The government increased protection efforts. The government identified 53 trafficking victims in 2019, the same number as reported in 2018. The government did not provide additional information, such as the victims’ nationality, gender, or type or location of exploitation. An international organization reported assisting 24 victims of transnational trafficking, 19 of whom were referred by Tajikistani law enforcement (an increase from 11 in 2018), four by NGOs, and one by a foreign embassy; 21 were Tajikistani citizens and three were Vietnamese. Of the 24 victims assisted, 13 were adult males, 11 were victims of forced labor, and 13 were victims of sex trafficking. The government continued to implement the 2014 victim protection law, which set forth the provision of victim services; formalized the roles of agencies tasked with providing services; established government standards for service delivery among providers, including governmental agencies and NGOs; and mandated a national referral mechanism. However, gaps remained in the implementation of the victim protection law; some victims not referred to the government or an international organization lacked adequate access to attorneys during the investigation process and criminal proceedings. Tajikistani law enforcement agencies have not developed procedures to provide a legal status to victims, and some victims had to pay for legal and medical services that otherwise should have been provided by the government.

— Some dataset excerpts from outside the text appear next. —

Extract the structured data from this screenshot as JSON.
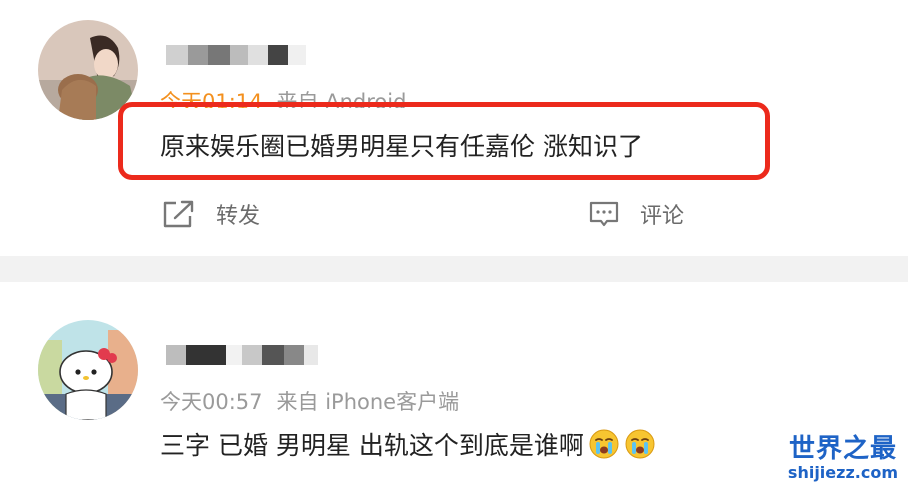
{
  "comments": [
    {
      "time": "今天01:14",
      "source": "来自 Android",
      "text": "原来娱乐圈已婚男明星只有任嘉伦 涨知识了",
      "actions": {
        "repost": "转发",
        "comment": "评论"
      }
    },
    {
      "time": "今天00:57",
      "source": "来自 iPhone客户端",
      "text": "三字 已婚 男明星 出轨这个到底是谁啊"
    }
  ],
  "watermark": {
    "title": "世界之最",
    "url": "shijiezz.com"
  },
  "colors": {
    "time_highlight": "#f3901e",
    "highlight_border": "#ec2a1c",
    "watermark": "#1e63c6"
  },
  "icons": {
    "repost": "share-icon",
    "comment": "comment-icon",
    "emoji": "crying-emoji-icon"
  }
}
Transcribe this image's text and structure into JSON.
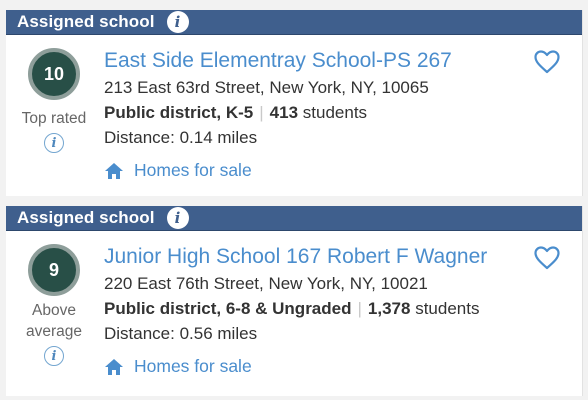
{
  "schools": [
    {
      "header": "Assigned school",
      "rating": "10",
      "rating_label": "Top rated",
      "name": "East Side Elementray School-PS 267",
      "address": "213 East 63rd Street, New York, NY, 10065",
      "type": "Public district, K-5",
      "students_count": "413",
      "students_word": "students",
      "distance": "Distance: 0.14 miles",
      "homes_link": "Homes for sale"
    },
    {
      "header": "Assigned school",
      "rating": "9",
      "rating_label": "Above average",
      "name": "Junior High School 167 Robert F Wagner",
      "address": "220 East 76th Street, New York, NY, 10021",
      "type": "Public district, 6-8 & Ungraded",
      "students_count": "1,378",
      "students_word": "students",
      "distance": "Distance: 0.56 miles",
      "homes_link": "Homes for sale"
    }
  ],
  "info_glyph": "i",
  "separator": "|",
  "colors": {
    "header_bg": "#3f5f8d",
    "link": "#4a8dcd",
    "rating_bg": "#284f47",
    "rating_ring": "#8e9e9a"
  },
  "icons": [
    "info-icon",
    "home-icon",
    "heart-icon"
  ]
}
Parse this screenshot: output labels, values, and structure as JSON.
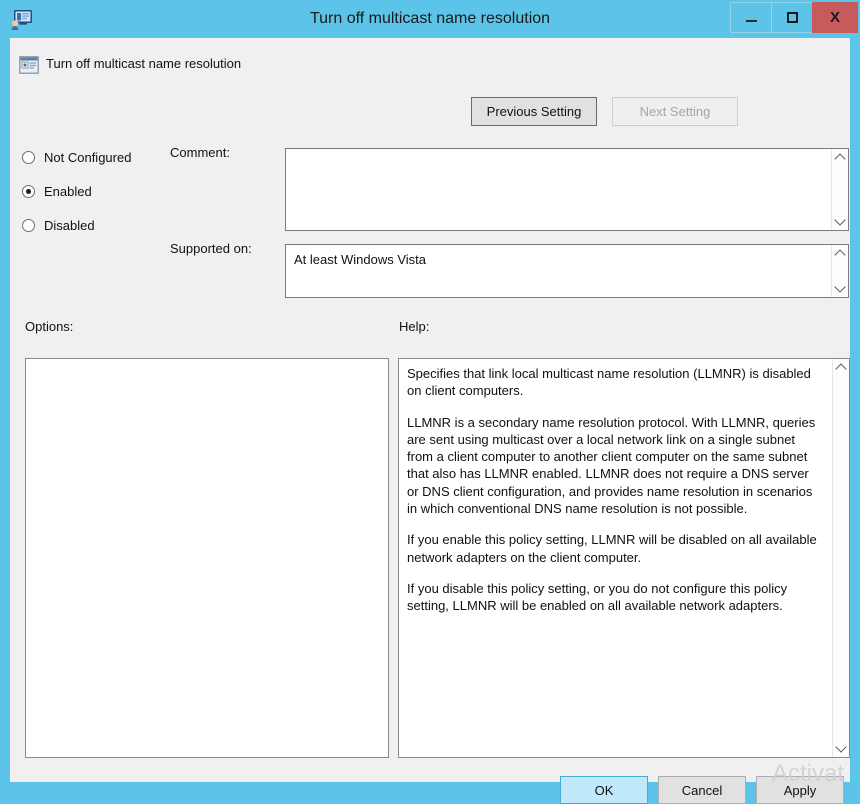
{
  "window": {
    "title": "Turn off multicast name resolution",
    "titlebar_color": "#5bc4e8",
    "icon": "group-policy-editor-icon",
    "buttons": {
      "minimize": "–",
      "maximize": "□",
      "close": "X"
    }
  },
  "header": {
    "setting_icon": "policy-setting-icon",
    "setting_name": "Turn off multicast name resolution",
    "previous_setting_label": "Previous Setting",
    "next_setting_label": "Next Setting",
    "next_setting_enabled": false,
    "previous_setting_enabled": true
  },
  "state_options": [
    {
      "id": "not-configured",
      "label": "Not Configured",
      "selected": false
    },
    {
      "id": "enabled",
      "label": "Enabled",
      "selected": true
    },
    {
      "id": "disabled",
      "label": "Disabled",
      "selected": false
    }
  ],
  "comment": {
    "label": "Comment:",
    "value": ""
  },
  "supported_on": {
    "label": "Supported on:",
    "value": "At least Windows Vista"
  },
  "options": {
    "label": "Options:",
    "value": ""
  },
  "help": {
    "label": "Help:",
    "paragraphs": [
      "Specifies that link local multicast name resolution (LLMNR) is disabled on client computers.",
      "LLMNR is a secondary name resolution protocol. With LLMNR, queries are sent using multicast over a local network link on a single subnet from a client computer to another client computer on the same subnet that also has LLMNR enabled. LLMNR does not require a DNS server or DNS client configuration, and provides name resolution in scenarios in which conventional DNS name resolution is not possible.",
      "If you enable this policy setting, LLMNR will be disabled on all available network adapters on the client computer.",
      "If you disable this policy setting, or you do not configure this policy setting, LLMNR will be enabled on all available network adapters."
    ]
  },
  "footer": {
    "ok_label": "OK",
    "cancel_label": "Cancel",
    "apply_label": "Apply"
  },
  "watermark": {
    "text": "Activat"
  },
  "scrollbar_glyphs": {
    "up": "∧",
    "down": "∨"
  }
}
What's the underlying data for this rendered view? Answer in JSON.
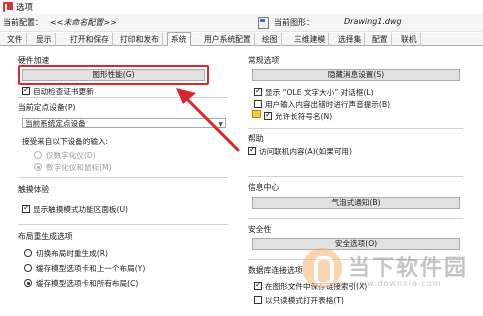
{
  "window": {
    "title": "选项"
  },
  "profile": {
    "label": "当前配置：",
    "value": "<<未命名配置>>",
    "drawing_label": "当前图形：",
    "drawing_value": "Drawing1.dwg"
  },
  "tabs": [
    {
      "label": "文件"
    },
    {
      "label": "显示"
    },
    {
      "label": "打开和保存"
    },
    {
      "label": "打印和发布"
    },
    {
      "label": "系统"
    },
    {
      "label": "用户系统配置"
    },
    {
      "label": "绘图"
    },
    {
      "label": "三维建模"
    },
    {
      "label": "选择集"
    },
    {
      "label": "配置"
    },
    {
      "label": "联机"
    }
  ],
  "active_tab": "系统",
  "hardware": {
    "title": "硬件加速",
    "graphics_button": "图形性能(G)",
    "auto_check": "自动检查证书更新"
  },
  "pointing": {
    "title": "当前定点设备(P)",
    "device_value": "当前系统定点设备",
    "accept_label": "接受来自以下设备的输入:",
    "option_digitizer": "仅数字化仪(D)",
    "option_digitizer_mouse": "数字化仪和鼠标(M)"
  },
  "touch": {
    "title": "触摸体验",
    "show_ribbon": "显示触摸模式功能区面板(U)"
  },
  "layout_regen": {
    "title": "布局重生成选项",
    "opt1": "切换布局时重生成(R)",
    "opt2": "缓存模型选项卡和上一个布局(Y)",
    "opt3": "缓存模型选项卡和所有布局(C)"
  },
  "general": {
    "title": "常规选项",
    "hidden_messages_button": "隐藏消息设置(S)",
    "ole_dialog": "显示 “OLE 文字大小” 对话框(L)",
    "beep_on_error": "用户输入内容出错时进行声音提示(B)",
    "long_symbol_names": "允许长符号名(N)"
  },
  "help": {
    "title": "帮助",
    "online_content": "访问联机内容(A)(如果可用)"
  },
  "info_center": {
    "title": "信息中心",
    "balloon_button": "气泡式通知(B)"
  },
  "security": {
    "title": "安全性",
    "security_button": "安全选项(O)"
  },
  "db_connection": {
    "title": "数据库连接选项",
    "store_links": "在图形文件中保存链接索引(X)",
    "readonly_tables": "以只读模式打开表格(T)"
  },
  "watermark": {
    "text": "当下软件园",
    "url": "www.downxia.com"
  },
  "colors": {
    "highlight": "#e0262b",
    "arrow": "#d9262e"
  }
}
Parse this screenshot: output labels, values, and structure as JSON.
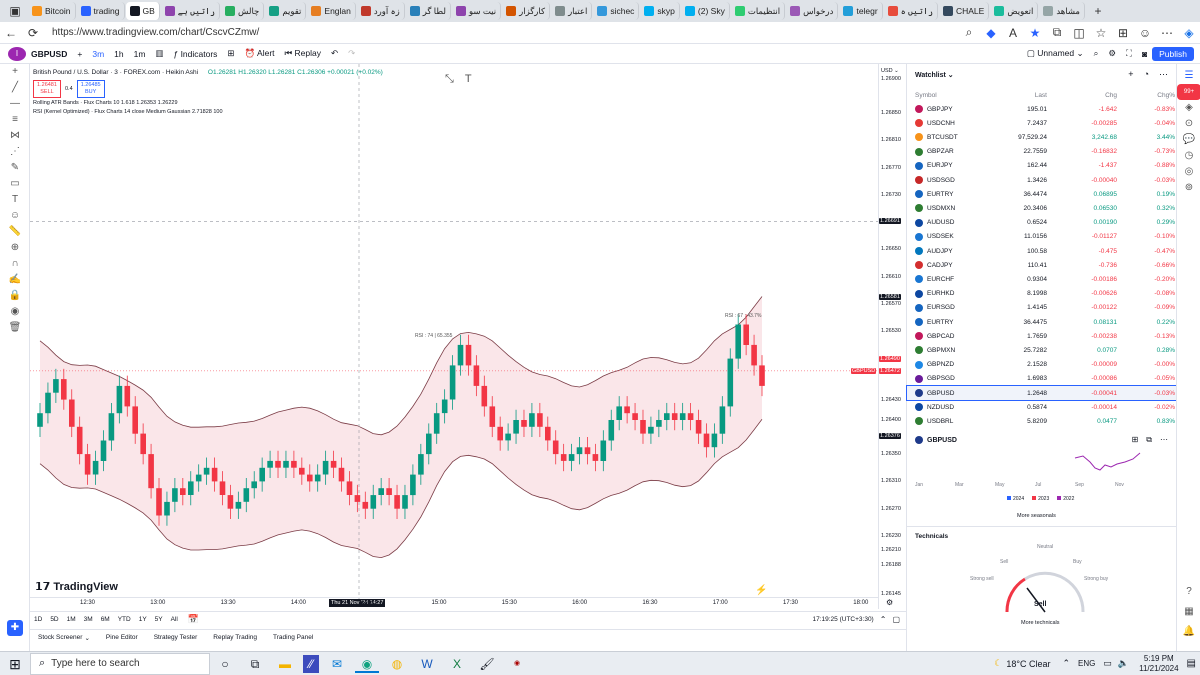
{
  "browser": {
    "tabs": [
      {
        "label": "Bitcoin",
        "active": false
      },
      {
        "label": "trading",
        "active": false
      },
      {
        "label": "GB",
        "active": true
      },
      {
        "label": "راتیں ہے",
        "active": false
      },
      {
        "label": "چالش",
        "active": false
      },
      {
        "label": "تقویم",
        "active": false
      },
      {
        "label": "Englan",
        "active": false
      },
      {
        "label": "زہ آورد",
        "active": false
      },
      {
        "label": "لطا گر",
        "active": false
      },
      {
        "label": "نیت سو",
        "active": false
      },
      {
        "label": "کارگزار",
        "active": false
      },
      {
        "label": "اعتبار",
        "active": false
      },
      {
        "label": "sichec",
        "active": false
      },
      {
        "label": "skyp",
        "active": false
      },
      {
        "label": "(2) Sky",
        "active": false
      },
      {
        "label": "انتظیمات",
        "active": false
      },
      {
        "label": "درخواس",
        "active": false
      },
      {
        "label": "telegr",
        "active": false
      },
      {
        "label": "راتیں ہ",
        "active": false
      },
      {
        "label": "CHALE",
        "active": false
      },
      {
        "label": "اتعویض",
        "active": false
      },
      {
        "label": "مشاهد",
        "active": false
      }
    ],
    "url": "https://www.tradingview.com/chart/CscvCZmw/"
  },
  "toolbar": {
    "symbol": "GBPUSD",
    "intervals": [
      "3m",
      "1h",
      "1m"
    ],
    "indicators": "Indicators",
    "alert": "Alert",
    "replay": "Replay",
    "layout": "Unnamed",
    "publish": "Publish"
  },
  "legend": {
    "title": "British Pound / U.S. Dollar · 3 · FOREX.com · Heikin Ashi",
    "ohlc": "O1.26281 H1.26320 L1.26281 C1.26306 +0.00021 (+0.02%)",
    "sell_price": "1.26481",
    "sell_label": "SELL",
    "spread": "0.4",
    "buy_price": "1.26485",
    "buy_label": "BUY",
    "ind1": "Rolling ATR Bands · Flux Charts 10 1.618 1.26353 1.26229",
    "ind2": "RSI (Kernel Optimized) · Flux Charts 14 close Medium Gaussian 2.71828 100",
    "ann1": "RSI : 74 | 65.355",
    "ann2": "RSI : 67 : 43.7%",
    "logo": "TradingView"
  },
  "chart_data": {
    "type": "candlestick",
    "title": "British Pound / U.S. Dollar · 3 · FOREX.com · Heikin Ashi",
    "ylim": [
      1.26145,
      1.2691
    ],
    "y_ticks": [
      "1.26900",
      "1.26850",
      "1.26810",
      "1.26770",
      "1.26730",
      "1.26690",
      "1.26650",
      "1.26610",
      "1.26570",
      "1.26530",
      "1.26490",
      "1.26430",
      "1.26400",
      "1.26350",
      "1.26310",
      "1.26270",
      "1.26230",
      "1.26210",
      "1.26188",
      "1.26145"
    ],
    "x_ticks": [
      "12:30",
      "13:00",
      "13:30",
      "14:00",
      "14:30",
      "15:00",
      "15:30",
      "16:00",
      "16:30",
      "17:00",
      "17:30",
      "18:00"
    ],
    "crosshair_time": "Thu 21 Nov '24  14:27",
    "price_tags": [
      {
        "label": "1.26691",
        "color": "#131722"
      },
      {
        "label": "1.26581",
        "color": "#131722"
      },
      {
        "label": "1.26490",
        "color": "#f23645"
      },
      {
        "label": "GBPUSD",
        "color": "#f23645"
      },
      {
        "label": "1.26472",
        "color": "#f23645"
      },
      {
        "label": "1.26376",
        "color": "#131722"
      }
    ],
    "candles": [
      [
        1.2639,
        1.2641
      ],
      [
        1.2641,
        1.2644
      ],
      [
        1.2644,
        1.2646
      ],
      [
        1.2646,
        1.2643
      ],
      [
        1.2643,
        1.2639
      ],
      [
        1.2639,
        1.2635
      ],
      [
        1.2635,
        1.2632
      ],
      [
        1.2632,
        1.2634
      ],
      [
        1.2634,
        1.2637
      ],
      [
        1.2637,
        1.2641
      ],
      [
        1.2641,
        1.2645
      ],
      [
        1.2645,
        1.2642
      ],
      [
        1.2642,
        1.2638
      ],
      [
        1.2638,
        1.2635
      ],
      [
        1.2635,
        1.263
      ],
      [
        1.263,
        1.2626
      ],
      [
        1.2626,
        1.2628
      ],
      [
        1.2628,
        1.263
      ],
      [
        1.263,
        1.2629
      ],
      [
        1.2629,
        1.2631
      ],
      [
        1.2631,
        1.2632
      ],
      [
        1.2632,
        1.2633
      ],
      [
        1.2633,
        1.2631
      ],
      [
        1.2631,
        1.2629
      ],
      [
        1.2629,
        1.2627
      ],
      [
        1.2627,
        1.2628
      ],
      [
        1.2628,
        1.263
      ],
      [
        1.263,
        1.2631
      ],
      [
        1.2631,
        1.2633
      ],
      [
        1.2633,
        1.2634
      ],
      [
        1.2634,
        1.2633
      ],
      [
        1.2633,
        1.2634
      ],
      [
        1.2634,
        1.2633
      ],
      [
        1.2633,
        1.2632
      ],
      [
        1.2632,
        1.2631
      ],
      [
        1.2631,
        1.2632
      ],
      [
        1.2632,
        1.2634
      ],
      [
        1.2634,
        1.2633
      ],
      [
        1.2633,
        1.2631
      ],
      [
        1.2631,
        1.2629
      ],
      [
        1.2629,
        1.2628
      ],
      [
        1.2628,
        1.2627
      ],
      [
        1.2627,
        1.2629
      ],
      [
        1.2629,
        1.263
      ],
      [
        1.263,
        1.2629
      ],
      [
        1.2629,
        1.2627
      ],
      [
        1.2627,
        1.2629
      ],
      [
        1.2629,
        1.2632
      ],
      [
        1.2632,
        1.2635
      ],
      [
        1.2635,
        1.2638
      ],
      [
        1.2638,
        1.2641
      ],
      [
        1.2641,
        1.2643
      ],
      [
        1.2643,
        1.2648
      ],
      [
        1.2648,
        1.2651
      ],
      [
        1.2651,
        1.2648
      ],
      [
        1.2648,
        1.2645
      ],
      [
        1.2645,
        1.2642
      ],
      [
        1.2642,
        1.2639
      ],
      [
        1.2639,
        1.2637
      ],
      [
        1.2637,
        1.2638
      ],
      [
        1.2638,
        1.264
      ],
      [
        1.264,
        1.2639
      ],
      [
        1.2639,
        1.2641
      ],
      [
        1.2641,
        1.2639
      ],
      [
        1.2639,
        1.2637
      ],
      [
        1.2637,
        1.2635
      ],
      [
        1.2635,
        1.2634
      ],
      [
        1.2634,
        1.2635
      ],
      [
        1.2635,
        1.2636
      ],
      [
        1.2636,
        1.2635
      ],
      [
        1.2635,
        1.2634
      ],
      [
        1.2634,
        1.2637
      ],
      [
        1.2637,
        1.264
      ],
      [
        1.264,
        1.2642
      ],
      [
        1.2642,
        1.2641
      ],
      [
        1.2641,
        1.264
      ],
      [
        1.264,
        1.2638
      ],
      [
        1.2638,
        1.2639
      ],
      [
        1.2639,
        1.264
      ],
      [
        1.264,
        1.2641
      ],
      [
        1.2641,
        1.264
      ],
      [
        1.264,
        1.2641
      ],
      [
        1.2641,
        1.264
      ],
      [
        1.264,
        1.2638
      ],
      [
        1.2638,
        1.2636
      ],
      [
        1.2636,
        1.2638
      ],
      [
        1.2638,
        1.2642
      ],
      [
        1.2642,
        1.2649
      ],
      [
        1.2649,
        1.2654
      ],
      [
        1.2654,
        1.2651
      ],
      [
        1.2651,
        1.2648
      ],
      [
        1.2648,
        1.2645
      ]
    ]
  },
  "axis_bottom": {
    "ranges": [
      "1D",
      "5D",
      "1M",
      "3M",
      "6M",
      "YTD",
      "1Y",
      "5Y",
      "All"
    ],
    "clock": "17:19:25 (UTC+3:30)"
  },
  "bottom_tabs": [
    "Stock Screener",
    "Pine Editor",
    "Strategy Tester",
    "Replay Trading",
    "Trading Panel"
  ],
  "watchlist": {
    "title": "Watchlist",
    "headers": {
      "symbol": "Symbol",
      "last": "Last",
      "chg": "Chg",
      "chgp": "Chg%"
    },
    "rows": [
      {
        "sym": "GBPJPY",
        "last": "195.01",
        "chg": "-1.642",
        "chgp": "-0.83%",
        "color": "#f23645"
      },
      {
        "sym": "USDCNH",
        "last": "7.2437",
        "chg": "-0.00285",
        "chgp": "-0.04%",
        "color": "#f23645"
      },
      {
        "sym": "BTCUSDT",
        "last": "97,529.24",
        "chg": "3,242.68",
        "chgp": "3.44%",
        "color": "#089981"
      },
      {
        "sym": "GBPZAR",
        "last": "22.7559",
        "chg": "-0.16832",
        "chgp": "-0.73%",
        "color": "#f23645"
      },
      {
        "sym": "EURJPY",
        "last": "162.44",
        "chg": "-1.437",
        "chgp": "-0.88%",
        "color": "#f23645"
      },
      {
        "sym": "USDSGD",
        "last": "1.3426",
        "chg": "-0.00040",
        "chgp": "-0.03%",
        "color": "#f23645"
      },
      {
        "sym": "EURTRY",
        "last": "36.4474",
        "chg": "0.06895",
        "chgp": "0.19%",
        "color": "#089981"
      },
      {
        "sym": "USDMXN",
        "last": "20.3406",
        "chg": "0.06530",
        "chgp": "0.32%",
        "color": "#089981"
      },
      {
        "sym": "AUDUSD",
        "last": "0.6524",
        "chg": "0.00190",
        "chgp": "0.29%",
        "color": "#089981"
      },
      {
        "sym": "USDSEK",
        "last": "11.0156",
        "chg": "-0.01127",
        "chgp": "-0.10%",
        "color": "#f23645"
      },
      {
        "sym": "AUDJPY",
        "last": "100.58",
        "chg": "-0.475",
        "chgp": "-0.47%",
        "color": "#f23645"
      },
      {
        "sym": "CADJPY",
        "last": "110.41",
        "chg": "-0.736",
        "chgp": "-0.66%",
        "color": "#f23645"
      },
      {
        "sym": "EURCHF",
        "last": "0.9304",
        "chg": "-0.00186",
        "chgp": "-0.20%",
        "color": "#f23645"
      },
      {
        "sym": "EURHKD",
        "last": "8.1998",
        "chg": "-0.00626",
        "chgp": "-0.08%",
        "color": "#f23645"
      },
      {
        "sym": "EURSGD",
        "last": "1.4145",
        "chg": "-0.00122",
        "chgp": "-0.09%",
        "color": "#f23645"
      },
      {
        "sym": "EURTRY",
        "last": "36.4475",
        "chg": "0.08131",
        "chgp": "0.22%",
        "color": "#089981"
      },
      {
        "sym": "GBPCAD",
        "last": "1.7659",
        "chg": "-0.00238",
        "chgp": "-0.13%",
        "color": "#f23645"
      },
      {
        "sym": "GBPMXN",
        "last": "25.7282",
        "chg": "0.0707",
        "chgp": "0.28%",
        "color": "#089981"
      },
      {
        "sym": "GBPNZD",
        "last": "2.1528",
        "chg": "-0.00009",
        "chgp": "-0.00%",
        "color": "#f23645"
      },
      {
        "sym": "GBPSGD",
        "last": "1.6983",
        "chg": "-0.00086",
        "chgp": "-0.05%",
        "color": "#f23645"
      },
      {
        "sym": "GBPUSD",
        "last": "1.2648",
        "chg": "-0.00041",
        "chgp": "-0.03%",
        "color": "#f23645"
      },
      {
        "sym": "NZDUSD",
        "last": "0.5874",
        "chg": "-0.00014",
        "chgp": "-0.02%",
        "color": "#f23645"
      },
      {
        "sym": "USDBRL",
        "last": "5.8209",
        "chg": "0.0477",
        "chgp": "0.83%",
        "color": "#089981"
      }
    ],
    "detail_symbol": "GBPUSD",
    "season_months": [
      "Jan",
      "Mar",
      "May",
      "Jul",
      "Sep",
      "Nov"
    ],
    "season_legend": [
      "2024",
      "2023",
      "2022"
    ],
    "more_seasonals": "More seasonals",
    "technicals_title": "Technicals",
    "gauge_labels": [
      "Strong sell",
      "Sell",
      "Neutral",
      "Buy",
      "Strong buy"
    ],
    "gauge_value": "Sell",
    "more_technicals": "More technicals"
  },
  "taskbar": {
    "search": "Type here to search",
    "weather": "18°C  Clear",
    "lang": "ENG",
    "time": "5:19 PM",
    "date": "11/21/2024"
  }
}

Most notably, authorities remained without a formal system for identifying trafficking victims and referring them to services. The government did not provide an update on whether the draft guidelines for victim identification, developed by a legislative reform working group and submitted to the government for approval in 2018, were adopted. Due to a lack of formal identification procedures, authorities may have penalized some unidentified victims for unlawful acts traffickers forced them to commit. Law enforcement officials routinely deported foreign migrant workers and did not attempt to identify trafficking victims proactively among men and women in commercial sex or forced labor. Officials also sometimes temporarily detained sex trafficking victims with their traffickers but later released and referred victims for assistance.
The government continued to operate the country’s sole trafficking shelter. The government contracted an NGO to provide victim services and provided 242,000 somoni ($25,080) for the shelter’s operating costs, medical assistance for victims, legal consultations, and partial funding of staff salaries, an increase compared with 190,000 somoni ($19,690) in 2018. The shelter assisted 20 victims in 2019, compared with six in 2018. Article 30 of the trafficking law mandated the creation of governmental and private institutions to directly aid victims with food and shelter, as well as social, legal, and reintegration assistance; however, outside of the funding for the shelter, an international organization funded most victim protection services.
Despite provisions in the 2014 law for security measures for trafficking victims, the government did not keep victims’ personal information confidential or provide protection for victim witnesses or their advocates. The law provided foreign victims the right to request temporary residency, which could be extended for one year following the completion of a criminal case based on the victims’ cooperation with law enforcement agencies, although no such cases were reported in 2019. There was no formal policy encouraging victims’ voluntary participation in legal proceedings; the 2014 victim protection law did not link other benefits to a victim’s participation in a trial and provided services regardless of legal status or prior consent to participate in subsequently identified trafficking crimes.